Les résidants étaient roulés tous les matins jusqu’à une grande salle panoramique. De petites tables de quatre étaient disposées dans le vaste espace, des fauteuils le long des fenêtres -pour ceux qui pouvaient circuler de leur table au fauteuil. De l’autre côté du ravin, toute la ville se dressait : ses églises, ses écoles, son séminaire, ses remparts. Les visiteurs disaient : quelle belle vue ; les résidants n’étaient pas toujours en état de donner leur avis ; le personnel trouvait commode le vaste parking à l’écart de la ville ; la navette (pour les visiteurs et quelques rares pensionnaires) partait quand elle était pleine.
 
– Monsieur Pichon, monsieur Pichon, votre journal !
 
Madame Rémi le déplia devant monsieur Pichon. Il était dix heures trente, le repas serait servi à douze heures et monsieur Pichon était assis immobile sous son chapeau orné d’un ruban plus foncé. Ses grandes mains étaient posées devant lui, immobiles, les ongles bien formés, bombés. On voyait ses pantoufles fourrées, neuves ; il ne s’en servait pas pour marcher. Le bord de son slip de coton dépassait entre les bretelles de son pantalon et les boutons de son gilet gris étaient mal attachés. Il n’avait probablement pas entendu : elle secoua le journal puis lui donna une tape sur l’épaule :
 
– Hé ! Monsieur Pichon ! Alors, on dort ?
 
À travers l’écran déformant et sale de ses verres, monsieur Pichon la regarda ; elle tapota du doigt le journal :
 
– Là ! Monsieur Pichon, là ! Ça se passe là !
 
Elle jeta un coup d’œil à madame Andrès et à madame Perrotti.

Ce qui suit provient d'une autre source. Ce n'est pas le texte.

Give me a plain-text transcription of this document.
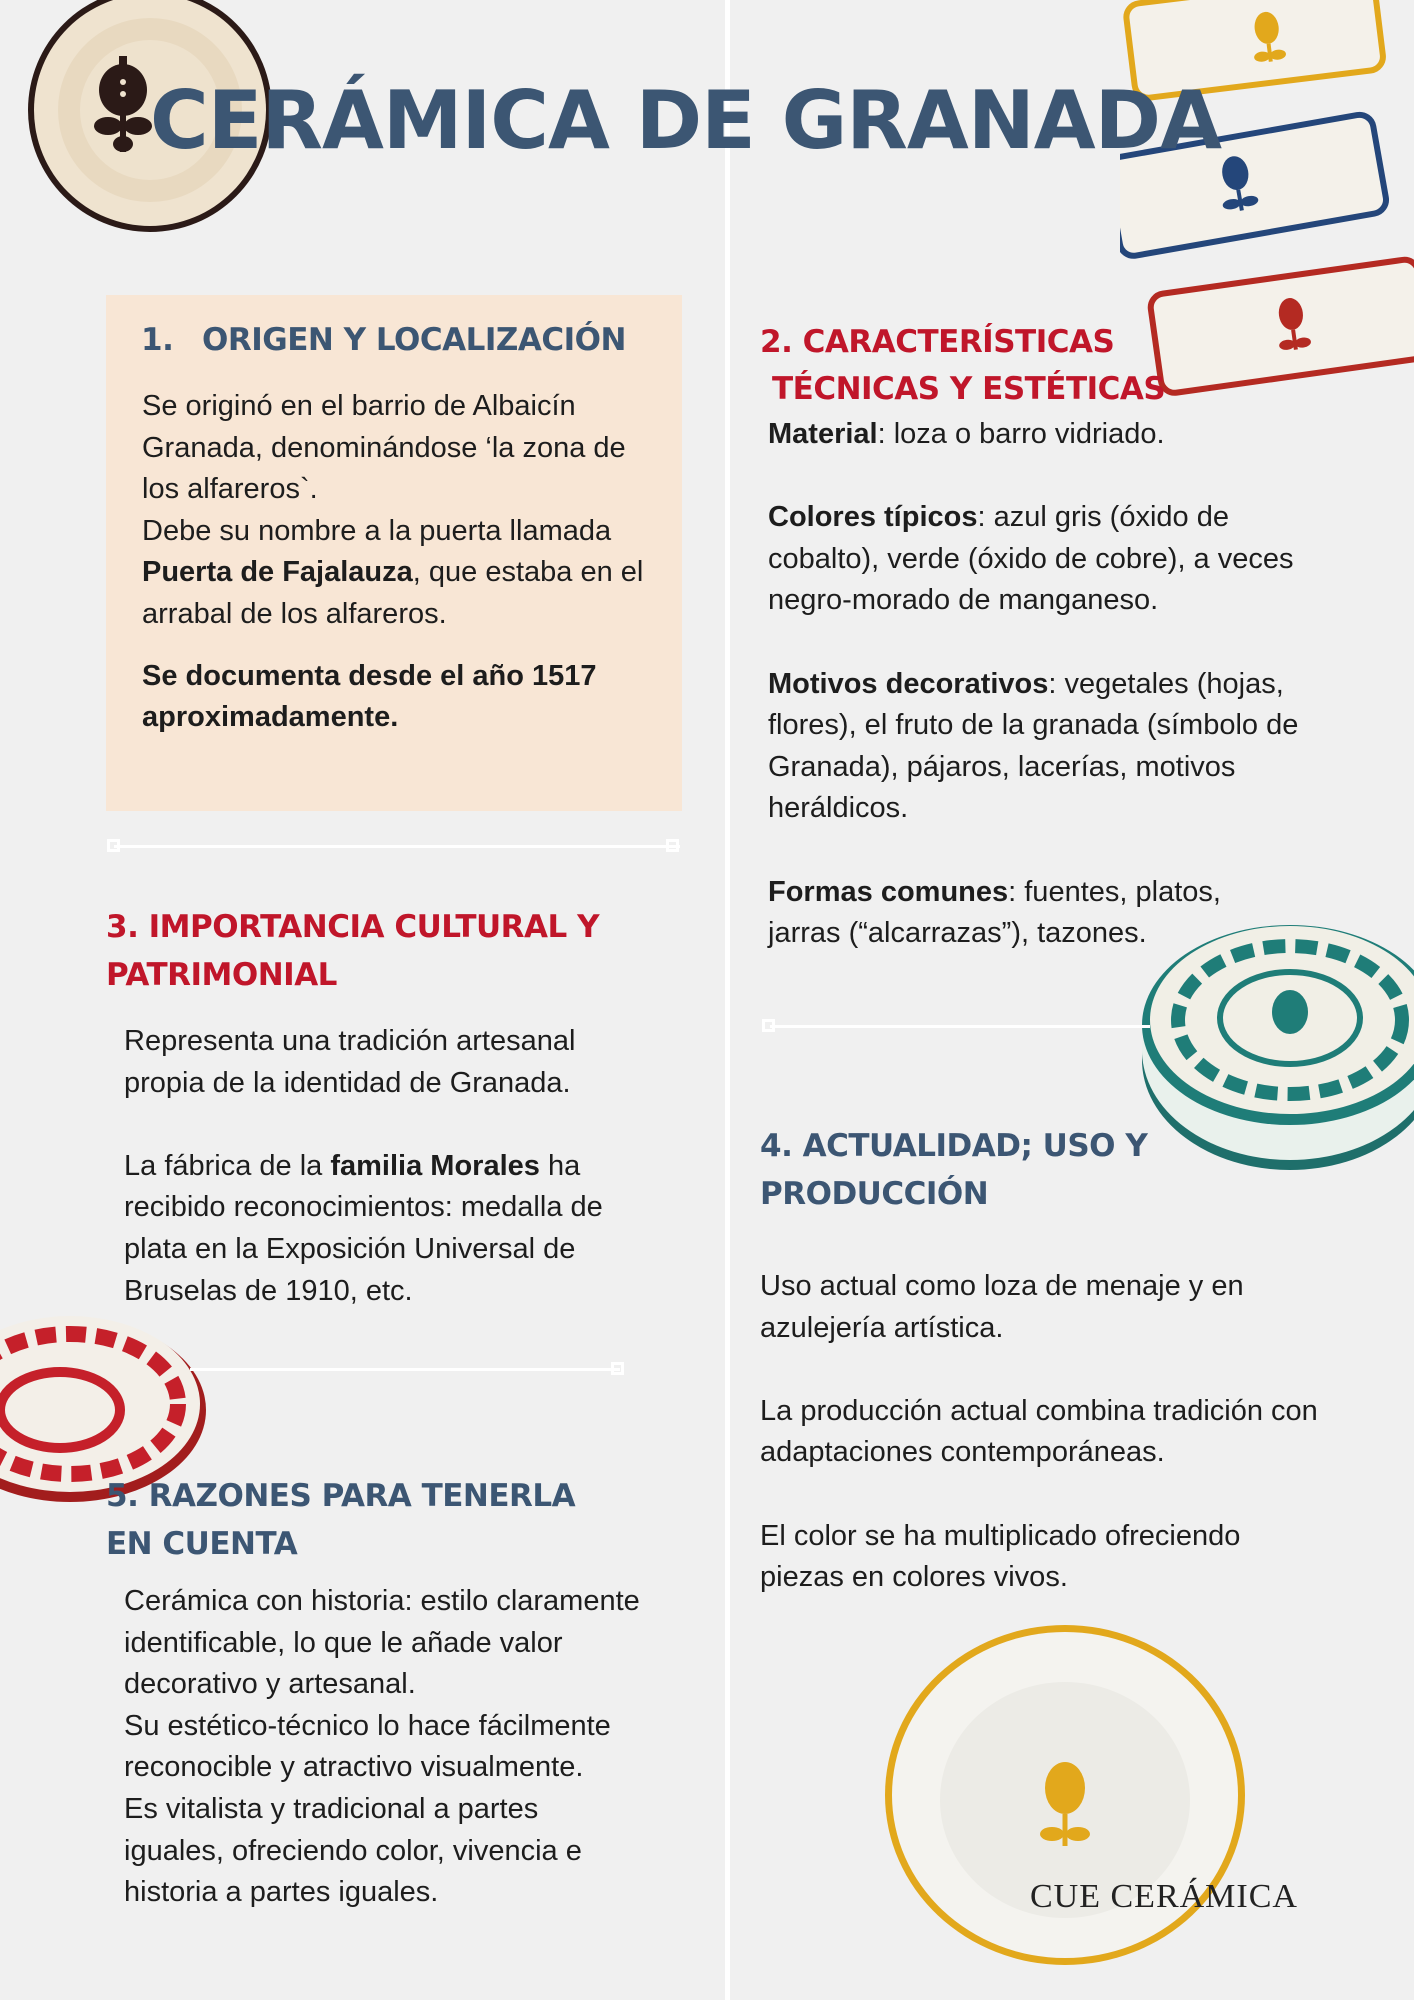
CERÁMICA DE GRANADA
1. ORIGEN Y LOCALIZACIÓN

Se originó en el barrio de Albaicín Granada, denominándose ‘la zona de los alfareros`.

Debe su nombre a la puerta llamada Puerta de Fajalauza, que estaba en el arrabal de los alfareros.

Se documenta desde el año 1517 aproximadamente.

2. CARACTERÍSTICAS
TÉCNICAS Y ESTÉTICAS

Material: loza o barro vidriado.

Colores típicos: azul gris (óxido de cobalto), verde (óxido de cobre), a veces negro-morado de manganeso.

Motivos decorativos: vegetales (hojas, flores), el fruto de la granada (símbolo de Granada), pájaros, lacerías, motivos heráldicos.

Formas comunes: fuentes, platos, jarras (“alcarrazas”), tazones.

3. IMPORTANCIA CULTURAL Y
PATRIMONIAL

Representa una tradición artesanal propia de la identidad de Granada.

La fábrica de la familia Morales ha recibido reconocimientos: medalla de plata en la Exposición Universal de Bruselas de 1910, etc.

4. ACTUALIDAD; USO Y
PRODUCCIÓN

Uso actual como loza de menaje y en azulejería artística.

La producción actual combina tradición con adaptaciones contemporáneas.

El color se ha multiplicado ofreciendo piezas en colores vivos.

5. RAZONES PARA TENERLA
EN CUENTA

Cerámica con historia: estilo claramente identificable, lo que le añade valor decorativo y artesanal.

Su estético-técnico lo hace fácilmente reconocible y atractivo visualmente.

Es vitalista y tradicional a partes iguales, ofreciendo color, vivencia e historia a partes iguales.	CUE CERÁMICA
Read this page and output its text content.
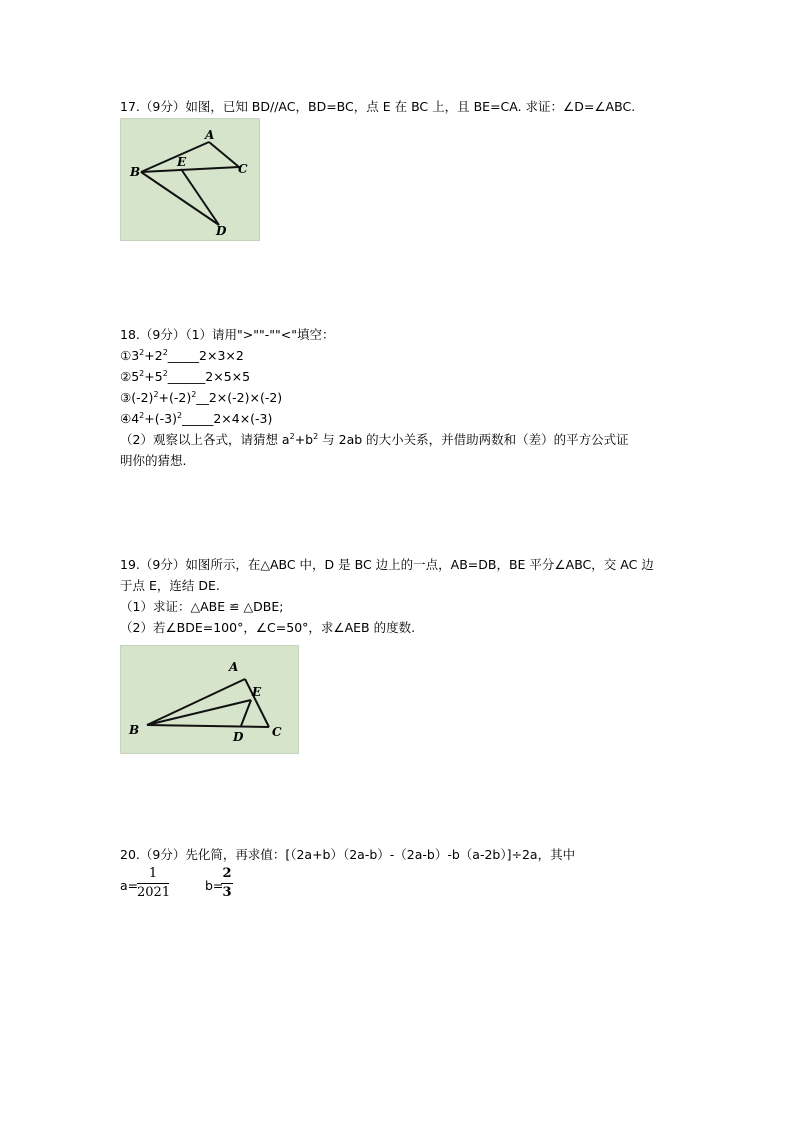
17.（9分）如图，已知 BD//AC，BD=BC，点 E 在 BC 上，且 BE=CA. 求证：∠D=∠ABC.
A
B	C
E
D
18.（9分）（1）请用">""-""<"填空：
$①3^2+2^2\_\_\_\_\_2\times 3\times 2$
$②5^2+5^2\_\_\_\_\_\_2\times 5\times 5$
$③(-2)^2+(-2)^2\_\_2\times(-2)\times(-2)$
$④4^2+(-3)^2\_\_\_\_\_2\times 4\times(-3)$
（2）观察以上各式，请猜想 $a^2+b^2$ 与 2ab 的大小关系，并借助两数和（差）的平方公式证
明你的猜想.
19.（9分）如图所示，在△ABC 中，D 是 BC 边上的一点，AB=DB，BE 平分∠ABC，交 AC 边
于点 E，连结 DE.
（1）求证：△ABE ≌ △DBE;
（2）若∠BDE=100°，∠C=50°，求∠AEB 的度数.
A
E
B	D C
20.（9分）先化简，再求值：[（2a+b）（2a-b）-（2a-b）-b（a-2b）]÷2a，其中
a=
1
2021	b=
2
3
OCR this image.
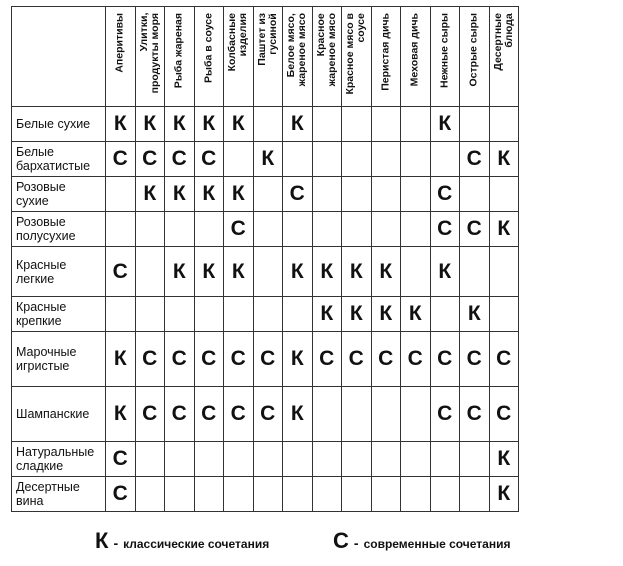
	Аперитивы	Улитки,
продукты моря	Рыба жареная	Рыба в соусе	Колбасные
изделия	Паштет из
гусиной	Белое мясо,
жареное мясо	Красное
жареное мясо	Красное мясо в
соусе	Перистая дичь	Меховая дичь	Нежные сыры	Острые сыры	Десертные
блюда

Белые сухие	К	К	К	К	К		К					К		
Белые
бархатистые	С	С	С	С		К							С	К
Розовые
сухие		К	К	К	К		С					С		
Розовые
полусухие					С							С	С	К
Красные
легкие	С		К	К	К		К	К	К	К		К		
Красные
крепкие								К	К	К	К		К	
Марочные
игристые	К	С	С	С	С	С	К	С	С	С	С	С	С	С
Шампанские	К	С	С	С	С	С	К					С	С	С
Натуральные
сладкие	С													К
Десертные
вина	С													К
К - классические сочетания	С - современные сочетания
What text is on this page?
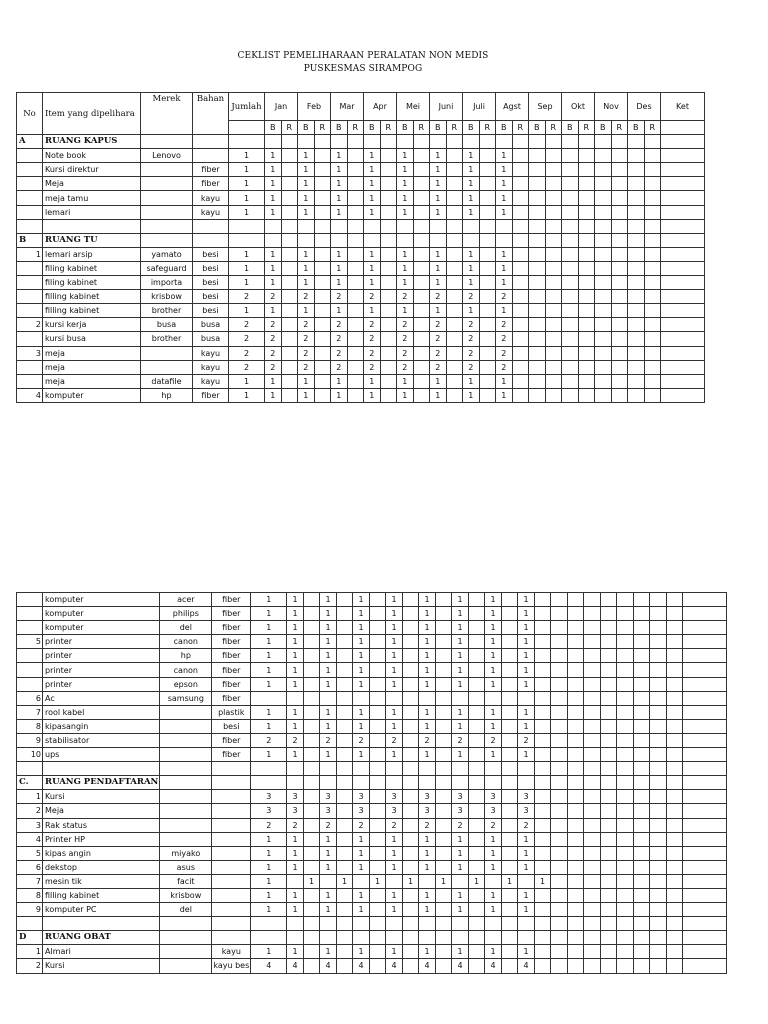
CEKLIST PEMELIHARAAN PERALATAN NON MEDIS
PUSKESMAS SIRAMPOG
No	Item yang dipelihara	Merek	Bahan	Jumlah	Jan		Feb		Mar		Apr		Mei		Juni		Juli		Agst		Sep		Okt		Nov		Des		Ket
					B	R	B	R	B	R	B	R	B	R	B	R	B	R	B	R	B	R	B	R	B	R	B	R	
A	RUANG KAPUS																												
	Note book	Lenovo		1	1		1		1		1		1		1		1		1										
	Kursi direktur		fiber	1	1		1		1		1		1		1		1		1										
	Meja		fiber	1	1		1		1		1		1		1		1		1										
	meja tamu		kayu	1	1		1		1		1		1		1		1		1										
	lemari		kayu	1	1		1		1		1		1		1		1		1										

B	RUANG TU																												
1	lemari arsip	yamato	besi	1	1		1		1		1		1		1		1		1										
	filing kabinet	safeguard	besi	1	1		1		1		1		1		1		1		1										
	filing kabinet	importa	besi	1	1		1		1		1		1		1		1		1										
	filling kabinet	krisbow	besi	2	2		2		2		2		2		2		2		2										
	filling kabinet	brother	besi	1	1		1		1		1		1		1		1		1										
2	kursi kerja	busa	busa	2	2		2		2		2		2		2		2		2										
	kursi busa	brother	busa	2	2		2		2		2		2		2		2		2										
3	meja		kayu	2	2		2		2		2		2		2		2		2										
	meja		kayu	2	2		2		2		2		2		2		2		2										
	meja	datafile	kayu	1	1		1		1		1		1		1		1		1										
4	komputer	hp	fiber	1	1		1		1		1		1		1		1		1										
	komputer	acer	fiber	1	1		1		1		1		1		1		1		1										
	komputer	philips	fiber	1	1		1		1		1		1		1		1		1										
	komputer	del	fiber	1	1		1		1		1		1		1		1		1										
5	printer	canon	fiber	1	1		1		1		1		1		1		1		1										
	printer	hp	fiber	1	1		1		1		1		1		1		1		1										
	printer	canon	fiber	1	1		1		1		1		1		1		1		1										
	printer	epson	fiber	1	1		1		1		1		1		1		1		1										
6	Ac	samsung	fiber																										
7	rool kabel		plastik	1	1		1		1		1		1		1		1		1										
8	kipasangin		besi	1	1		1		1		1		1		1		1		1										
9	stabilisator		fiber	2	2		2		2		2		2		2		2		2										
10	ups		fiber	1	1		1		1		1		1		1		1		1										

C.	RUANG PENDAFTARAN																												
1	Kursi			3	3		3		3		3		3		3		3		3										
2	Meja			3	3		3		3		3		3		3		3		3										
3	Rak status			2	2		2		2		2		2		2		2		2										
4	Printer HP			1	1		1		1		1		1		1		1		1										
5	kipas angin	miyako		1	1		1		1		1		1		1		1		1										
6	dekstop	asus		1	1		1		1		1		1		1		1		1										
7	mesin tik	facit		1		1		1		1		1		1		1		1		1									
8	filling kabinet	krisbow		1	1		1		1		1		1		1		1		1										
9	komputer PC	del		1	1		1		1		1		1		1		1		1										

D	RUANG OBAT																												
1	Almari		kayu	1	1		1		1		1		1		1		1		1										
2	Kursi		kayu bes	4	4		4		4		4		4		4		4		4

Il n’y avait que trois résidants à cette table parce que madame Perrotti ne cessait de s’agiter sur son fauteuil, un fauteuil beaucoup plus complexe que les autres, dossier plus haut, accoudoirs formant barrières, et, rabattu sous le siège, un troisième élément qui devait s’allonger en forme de lit. Madame Perrotti était attachée à son fauteuil par une ceinture souple, elle se penchait à droite et à gauche sur les mécanismes, passait une vitesse, accélérait, agitait les pieds, tournait le volant avec un bruit de moteur.
 
– Ça y est ! J’y vais, je pars ! Mon gars l’a conduite chez le garagiste… Dans la pente, ça va, mais en haut de la côte, rien, plus rien.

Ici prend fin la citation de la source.